My five-year reunion took place over the weekend at Augustana. It was a fairly uneventful visit--I saw some professors, walked around campus, and had a beer at Blue Cat. (It still tasted great to me five years and many other beers later--who'd have thought a little pub in the Quad Cities would have such exceptional ale?)
But one thing happened that will never happen again.
I visited Carlsson Hall on Friday. In the lounge I found a plaque with my name on it, honoring me as a four-year resident. (That isn't strictly true--I moved in partway through my freshman year--but I'll take it.) Also pictures taken at picnics in front of the building, many containing hallmates I haven't seen since I graduated. And even a plaque commemorating the many times our floors won the award for the best male GPA on campus.
Carlsson, as I heard later at the president's house, is slated to be gutted next year; when they rebuild the inside it will become the home of many business-oriented departments. The beautiful new residence hall behind Andreen will surely help the school to recruit new students; the kids only have to share a bathroom with four people rather than dozens, and the rooms are huge. (The place also looks like a nursing home to me, but I suppose if the college ever goes under it can always be repurposed.)
And so this weekend was the last time I will ever stroll through the halls of my old home as it was. It makes me a little bit sick to my stomach to think of it, honestly.
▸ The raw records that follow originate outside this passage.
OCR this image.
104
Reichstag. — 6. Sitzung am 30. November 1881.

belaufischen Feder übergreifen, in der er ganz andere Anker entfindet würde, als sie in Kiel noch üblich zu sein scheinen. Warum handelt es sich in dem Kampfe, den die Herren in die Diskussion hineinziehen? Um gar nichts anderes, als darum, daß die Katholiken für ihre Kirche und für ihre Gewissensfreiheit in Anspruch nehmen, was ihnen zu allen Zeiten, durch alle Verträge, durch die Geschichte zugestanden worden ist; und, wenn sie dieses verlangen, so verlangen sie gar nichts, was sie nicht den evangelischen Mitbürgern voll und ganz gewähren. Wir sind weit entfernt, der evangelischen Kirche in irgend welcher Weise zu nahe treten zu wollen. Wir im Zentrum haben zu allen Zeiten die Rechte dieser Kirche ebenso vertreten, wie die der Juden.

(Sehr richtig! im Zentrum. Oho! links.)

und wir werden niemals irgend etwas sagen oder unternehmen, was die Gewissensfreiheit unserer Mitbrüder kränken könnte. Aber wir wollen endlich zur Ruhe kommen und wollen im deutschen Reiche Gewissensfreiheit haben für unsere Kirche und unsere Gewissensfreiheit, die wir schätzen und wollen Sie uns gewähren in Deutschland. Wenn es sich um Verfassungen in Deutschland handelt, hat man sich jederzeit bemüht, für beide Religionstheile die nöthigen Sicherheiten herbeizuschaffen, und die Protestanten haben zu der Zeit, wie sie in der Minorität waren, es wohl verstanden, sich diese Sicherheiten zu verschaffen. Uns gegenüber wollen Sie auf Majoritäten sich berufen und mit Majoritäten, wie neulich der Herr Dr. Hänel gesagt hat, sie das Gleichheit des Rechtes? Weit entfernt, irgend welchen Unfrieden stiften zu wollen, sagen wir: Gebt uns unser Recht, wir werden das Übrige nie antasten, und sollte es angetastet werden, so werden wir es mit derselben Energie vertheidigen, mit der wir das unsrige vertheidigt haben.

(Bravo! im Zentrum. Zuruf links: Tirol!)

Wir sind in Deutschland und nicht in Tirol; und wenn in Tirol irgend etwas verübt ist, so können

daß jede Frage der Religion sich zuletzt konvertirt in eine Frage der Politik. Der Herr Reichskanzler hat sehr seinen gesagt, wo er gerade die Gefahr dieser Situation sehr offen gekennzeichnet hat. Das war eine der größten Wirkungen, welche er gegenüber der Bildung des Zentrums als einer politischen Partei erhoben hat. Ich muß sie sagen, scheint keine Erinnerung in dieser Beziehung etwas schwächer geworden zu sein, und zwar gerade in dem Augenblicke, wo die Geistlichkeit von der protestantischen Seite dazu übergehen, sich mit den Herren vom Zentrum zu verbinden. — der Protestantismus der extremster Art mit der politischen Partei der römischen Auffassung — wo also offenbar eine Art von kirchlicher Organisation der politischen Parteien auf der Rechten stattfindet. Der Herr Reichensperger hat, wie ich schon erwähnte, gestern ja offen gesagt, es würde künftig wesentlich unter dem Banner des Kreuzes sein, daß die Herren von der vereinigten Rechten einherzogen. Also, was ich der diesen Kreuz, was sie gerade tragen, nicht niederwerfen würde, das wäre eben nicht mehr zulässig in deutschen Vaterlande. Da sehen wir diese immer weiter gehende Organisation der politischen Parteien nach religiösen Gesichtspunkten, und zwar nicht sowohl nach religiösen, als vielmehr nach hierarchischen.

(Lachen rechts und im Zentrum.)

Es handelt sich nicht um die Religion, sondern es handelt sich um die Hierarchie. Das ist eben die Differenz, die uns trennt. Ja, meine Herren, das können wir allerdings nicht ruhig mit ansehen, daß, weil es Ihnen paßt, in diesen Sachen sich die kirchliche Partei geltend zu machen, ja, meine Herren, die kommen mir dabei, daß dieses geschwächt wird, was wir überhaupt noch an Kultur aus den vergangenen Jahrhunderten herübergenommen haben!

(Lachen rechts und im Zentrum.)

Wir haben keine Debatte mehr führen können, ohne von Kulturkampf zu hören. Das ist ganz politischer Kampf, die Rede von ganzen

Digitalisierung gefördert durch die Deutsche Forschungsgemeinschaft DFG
But, while I hope the plaques and pictures are preserved and set up somewhere else on campus, being back made me realize that I don't need Carlsson as a vessel for the memories that happened there. This weekend was the first time I set foot on campus in four and a half years, and while it's nice to think that it might be the start of something, the harsh reality is that it may be longer than that before I go back again. It's comforting, somehow, to know that the bathroom where I puked up my 21st birthday drinks hasn't been altered, and that the tile in my senior year room still peels away to reveal the names of the room's residents going back many years. But Augustana gave me all that it could--an education, mentors, friends, and love. It exists for a seventeen-year-old somewhere, who may be just like I was, thinking about his first year away from home and the changes that it might bring. I hope that he decides to go to Augustana, and that it is everything for him that it was for me. And that can happen with or without the chance to live in Carlsson Hall.